Frantsishak Alyakhnovich (March 9, 1883 in Vilnius – March 3, 1944 in Vilnius, Франці́шак Ка́ралевіч Аляхно́віч, Франтишек Ка́рлович Олехно́вич (also Аляхнoвичъ, Франц Олехнович), Franciszek Olechnowicz) was a Belarusian writer and journalist descended from the Ruthenian nobility, known for his authorship of In the Claws of the GPU.

Alyakhnovich was a theatrical writer, director and journalist in West Belarus. He was editor of the newspaper Беларускі звон (Biełaruski zvon) published in Vilnius.

In 1926 he decided to stay in East Belarus after a conference in Minsk. Several months later he was arrested by the GPU and sent to Solovki prison camp. He spent seven years in the Gulag and only in 1933 was he exchanged for Branislaw Tarashkyevich, a West Belarusian politician and linguist held in a Polish prison.

Alyakhnovich's Gulag experience became a basis for his 1934 book of memoirs У капцюрох ГПУ (U kapciuroch HPU, In the claws of the GPU), that was later translated into several languages.

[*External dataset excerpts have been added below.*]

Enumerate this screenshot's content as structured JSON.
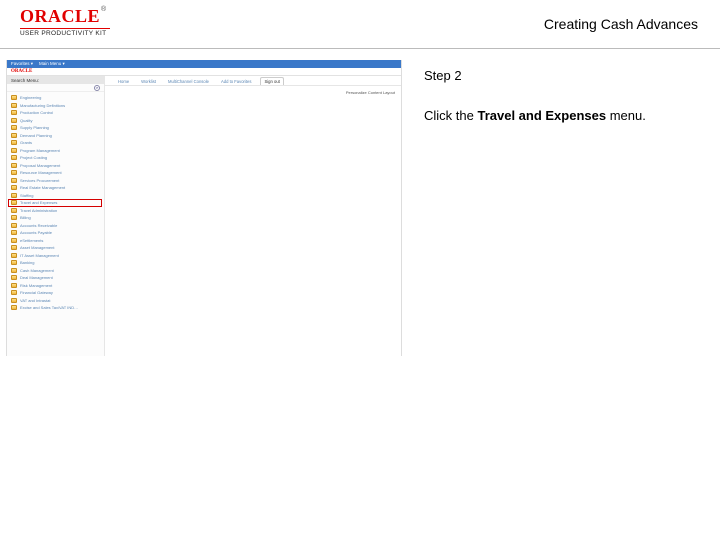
{
  "header": {
    "brand": "ORACLE",
    "tm": "®",
    "subtitle": "USER PRODUCTIVITY KIT",
    "doc_title": "Creating Cash Advances"
  },
  "instruction": {
    "step_label": "Step 2",
    "pre": "Click the ",
    "bold": "Travel and Expenses",
    "post": " menu."
  },
  "screenshot": {
    "topbar_left": "Favorites ▾",
    "topbar_mid": "Main Menu ▾",
    "search_label": "Search Menu:",
    "refresh_icon": "⟳",
    "tabs": [
      "Home",
      "Worklist",
      "MultiChannel Console",
      "Add to Favorites",
      "Sign out"
    ],
    "personalize": "Personalize Content  Layout",
    "menu": [
      "Engineering",
      "Manufacturing Definitions",
      "Production Control",
      "Quality",
      "Supply Planning",
      "Demand Planning",
      "Grants",
      "Program Management",
      "Project Costing",
      "Proposal Management",
      "Resource Management",
      "Services Procurement",
      "Real Estate Management",
      "Staffing",
      "Travel and Expenses",
      "Travel Administration",
      "Billing",
      "Accounts Receivable",
      "Accounts Payable",
      "eSettlements",
      "Asset Management",
      "IT Asset Management",
      "Banking",
      "Cash Management",
      "Deal Management",
      "Risk Management",
      "Financial Gateway",
      "VAT and Intrastat",
      "Excise and Sales Tax/VAT IND…"
    ],
    "highlight_index": 14
  }
}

During the Second World War, Alyakhnovich collaborated with Nazi Germany and was editor of the newspaper Беларускі голас (Biełaruski hołas, Belarusian voice) published in Vilnius. Apart from that, he was also one of the leaders of the Belarusian Independence Party - an illegal and underground Belarusian nationalist organization led by Fr. Vincent Hadleŭski.

In 1944, Frantsishak Alyakhnovich was shot dead in his apartment by an unknown person.

== Legacy ==
The “Award of Frantsishak Alyakhnovich” founded jointly with the Belarusian Service of Radio Liberty/Radio Free Europe in 2013, the award goes (not annually) to authors for the best work in any genre in Belarusian and Russian, written in prison. Authors are free to submit published works or manuscripts.